Workflow compatibility

Key informants described time constraints and competing clinical priorities as significant barriers to CPG-recommended patient education and counseling. They described how existing workflows both in prenatal care and during the childbirth hospitalization provided limited time to execute robust shared decision-making in developing peripartum pain management plans—particularly in the context of high patient volumes and need to address chronic medical conditions and/or obstetric complications. Many key informants described how lack of clarity about tasks and responsibilities (e.g., who was responsible for peripartum pain management education and documentation) could impede CPG uptake. Some expressed that administering scheduled acetaminophen and non-steroidal anti-inflammatory drugs (NSAIDs) could be burdensome to nurses if patients decline scheduled medications, while others noted benefits to scheduled dosing, including minimizing clinician time addressing unmanaged pain and mitigating individual biases that may affect whether a patient receives pain medication. Several key informants noted potential resistance to CPG-concordant opioid prescribing ranges driven by anticipated difficulties accommodating phone calls and return clinic visits for uncontrolled postpartum pain. Finally, some described the need for workflow processes that promote communication across inpatient and outpatient care teams in the prenatal, intrapartum, and postpartum periods to facilitate coordination of pain management care.

Culture of learning

Key informants noted how unit norms and processes related to learning could affect CPG adoption. Some described a unit with high agility, where clinicians believed they would often change practice as evidence evolved and where the organization had well-established processes and expertise to promote clinician learning. Key informants described how this organizational openness to change would facilitate COMFORT CPG adoption. Others described units where clinicians prized time-honored ways of practicing medicine and a general resistance to clinical practice evolution.

QI Team characteristics

Key informants described the need for skilled, effective teams to lead implementation of the COMFORT CPG. They cited the importance of champions being persuasive communicators who could convey the rationale for the QI initiative and the evidence base underlying COMFORT CPG recommendations. They highlighted the benefits of multidisciplinary teams, as they could more effectively engage different subgroups on the unit, and the need for clear delineation of the roles and responsibilities of each team member. They also underscored the importance of having a broad coalition leading the initiative and promoting its goals during daily clinical care delivery.

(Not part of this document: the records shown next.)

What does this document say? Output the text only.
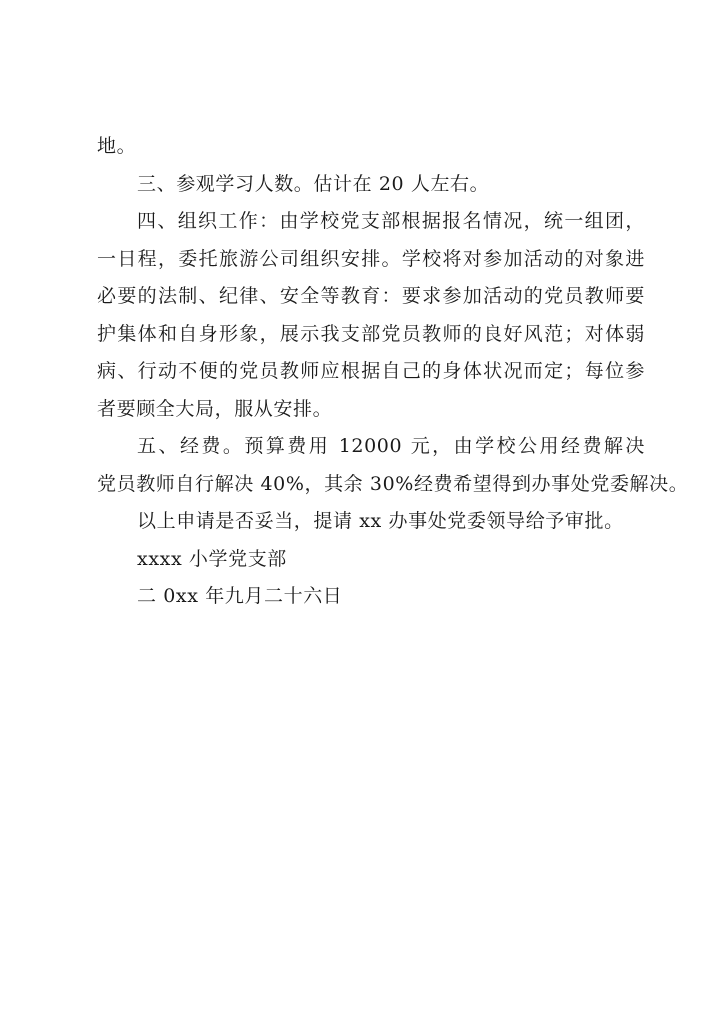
地。
三、参观学习人数。估计在 20 人左右。
四、组织工作：由学校党支部根据报名情况，统一组团，
一日程，委托旅游公司组织安排。学校将对参加活动的对象进
必要的法制、纪律、安全等教育：要求参加活动的党员教师要
护集体和自身形象，展示我支部党员教师的良好风范；对体弱
病、行动不便的党员教师应根据自己的身体状况而定；每位参
者要顾全大局，服从安排。
五、经费。预算费用 12000 元，由学校公用经费解决
党员教师自行解决 40%，其余 30%经费希望得到办事处党委解决。
以上申请是否妥当，提请 xx 办事处党委领导给予审批。
xxxx 小学党支部
二 0xx 年九月二十六日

Individual provider characteristics

Many hospital champions described perceiving the CPG’s recommendation for scheduled non-opioid medications after cesarean and vaginal birth as relatively easy to implement. Many hospitals noted they already have these protocols for cesarean birth, and many clinicians have already witnessed benefits of this approach with other opioid-sparing recommendations. The opioid prescribing ranges were welcomed by many key informants as an opportunity to promote opioid stewardship and still personalize management to individual patient needs. Conversely, some anticipated encountering resistance if the CPG was perceived as telling providers how to practice or constraining their clinical judgment for patients with unique medical needs. In particular, some informants described the need to justify the CPG’s recommended opioid prescribing ranges to facilitate CPG uptake. Provider knowledge gaps that could impede CPG adoption, including limited provider knowledge about naloxone prescribing and non-pharmacologic adjunctive therapies (e.g., mindfulness, deep breathing, aromatherapy, acupuncture); how to counsel their patients on use of these therapies; and where to direct patients for more information were also described as potential challenges. Finally, some noted that not all attending physicians and midwives were comfortable managing patients with complex pain needs (e.g., chronic pain, history of opioid use disorder) and that only some sites had access to addiction medicine specialists, which could impede efforts to create coordinated pain management plans as recommended by the CPG for populations with complex pain management needs.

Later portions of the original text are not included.